Ils sont en Serbie, en Croatie, ou en République Tchèque. Ils sont traducteurs, avocats, infirmiers, sont prêts à aider avec les compétences qu'ils ont, et lancent leurs appels sur internet. "Des pages de coordinations de volontaires se sont montées , des groupes qui relaient les contacts dans les camps. C'est très organisé", explique Eliane. La grande force de ces particuliers, est l’extrême réactivité : "On n’a pas de chef, à la différence des organisations internationales très lourdes. S’il y a besoin d’un médecin, on lance un appel, on a une réponse dans la journée.

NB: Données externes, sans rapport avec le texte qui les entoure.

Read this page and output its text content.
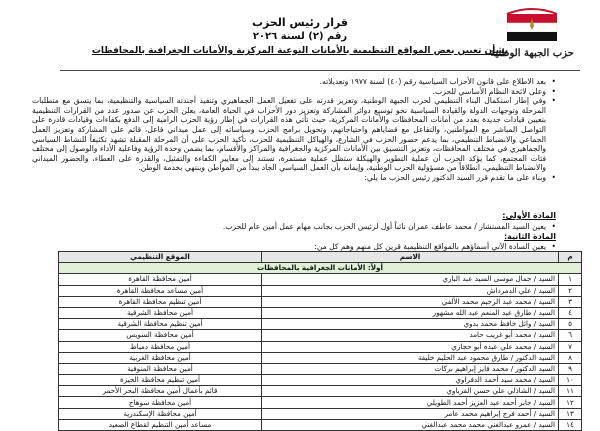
حزب الجبهة الوطنية
قرار رئيس الحزب
رقم (٢) لسنة ٢٠٢٦
بشأن تعيين بعض المواقع التنظيمية بالأمانات النوعية المركزية والأمانات الجغرافية بالمحافظات

• بعد الاطلاع على قانون الأحزاب السياسية رقم (٤٠) لسنة ١٩٧٧ وتعديلاته.

• وعلى لائحة النظام الأساسي للحزب.

• وفي إطار استكمال البناء التنظيمي لحزب الجبهة الوطنية، وتعزيز قدرته على تفعيل العمل الجماهيري وتنفيذ أجندته السياسية والتنظيمية، بما يتسق مع متطلبات المرحلة وتوجهات الدولة والقيادة السياسية نحو توسيع دوائر المشاركة وتعزيز دور الأحزاب في الحياة العامة، يعلن الحزب عن صدور عدد من القرارات التنظيمية بتعيين قيادات جديدة بعدد من أمانات المحافظات والأمانات المركزية، حيث تأتي هذه القرارات في إطار رؤية الحزب الرامية إلى الدفع بكفاءات وقيادات قادرة على التواصل المباشر مع المواطنين، والتفاعل مع قضاياهم واحتياجاتهم، وتحويل برامج الحزب وسياساته إلى عمل ميداني فاعل، قائم على المشاركة وتعزيز العمل الجماعي والانضباط التنظيمي، بما يدعم حضور الحزب في الشارع، والهياكل التنظيمية للحزب، تأكيد الحزب على أن المرحلة المقبلة تشهد تكثيفاً للنشاط السياسي والجماهيري في مختلف المحافظات، وتعزيز التنسيق بين الأمانات المركزية والجغرافية والمراكز والأقسام، بما يضمن وحدة الرؤية وفاعلية الأداء والوصول إلى مختلف فئات المجتمع، كما يؤكد الحزب أن عملية التطوير والهيكلة ستظل عملية مستمرة، تستند إلى معايير الكفاءة والتمثيل، والقدرة على العطاء، والحضور الميداني والانضباط التنظيمي، انطلاقاً من مسؤولية الحزب الوطنية، وإيمانه بأن العمل السياسي الجاد يبدأ من المواطن وينتهي بخدمة الوطن.

• وبناء على ما تقدم قرر السيد الدكتور رئيس الحزب ما يلي:

المادة الأولى:
• يعين السيد المستشار / محمد عاطف عمران نائباً أول لرئيس الحزب بجانب مهام عمل أمين عام للحزب.
المادة الثانية:
• يعين السادة الآتي أسماؤهم بالمواقع التنظيمية قرين كل منهم وهم كل من:
م	الاسم	الموقع التنظيمي
أولاً: الأمانات الجغرافية بالمحافظات		
١	السيد / جمال موسى السيد عبد الباري	أمين محافظة القاهرة
٢	السيد / علي الدمرداش	أمين مساعد محافظة القاهرة
٣	السيد / محمد عبد الرحيم محمد الألفي	أمين تنظيم محافظة القاهرة
٤	السيد / طارق عبد المنعم عبد الله مشهور	أمين محافظة الشرقية
٥	السيد / وائل حافظ محمد بدوي	أمين تنظيم محافظة الشرقية
٦	السيد / محمد أبو غريب حامد	أمين محافظة السويس
٧	السيد / محمد علي عبده أبو حجازي	أمين محافظة دمياط
٨	السيد الدكتور / طارق محمود عبد الحليم خليفة	أمين محافظة الغربية
٩	السيد الدكتور / محمد فايز إبراهيم بركات	أمين محافظة المنوفية
١٠	السيد / محمد سيد أحمد الدفراوي	أمين تنظيم محافظة الجيزة
١١	السيد / الشاذلي علي حسن القرباوي	قائم بأعمال أمين محافظة البحر الأحمر
١٢	السيد / جابر أحمد عبد العزيز أحمد الطويلي	أمين محافظة سوهاج
١٣	السيد / أحمد فرج إبراهيم محمد عامر	أمين محافظة الإسكندرية
١٤	السيد / عمرو عبدالغني محمد محمد عبدالغني	مساعد أمين التنظيم لقطاع الصعيد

On n'a pas à attendre 15 jours". 

Mais sur le terrain, forcément, ça peut coincer avec les ONG traditionnelles (Croix-Rouge ou Médecins sans frontières). "Clairement, il y a concurrence avec ces associations et la police présente sur les camps", déplore Eliane. "L’autre fois, quand on est arrivé avec des habits, la police nous a bloqués à l’entrée. Il a fallu négocier de longues heures pour travailler main dans la main. Pourtant, on est juste mus par la volonté de faire bouger les choses".

Mais la jeune femme comprend les réticences. "De tout temps, quand il y a eu des crises humanitaires, de nombreux volontaires sont venus et ça a pu être été nuisible : beaucoup sont parfois trop idéalistes, pas formés, ou pas prêts psychologiquement à ce qu’ils vont vivre. Ici, on voit des femmes qui accouchent dans la boue, des enfants en train de mourir de déshydratation. On ne peut pas débarquer comme ça. Il faut prévenir avant, savoir s’il y a des besoins, et où. C’est aussi à nous de faire passer ce message." Elle, en tout cas, en est sûre : "Là, l’urgence est unique. Il faut revoir tout le dispositif d’aide. Dans un mois, s’il n’y a pas de décision de prise, il y aura 300 000 morts dans les champs, de faim et de froid."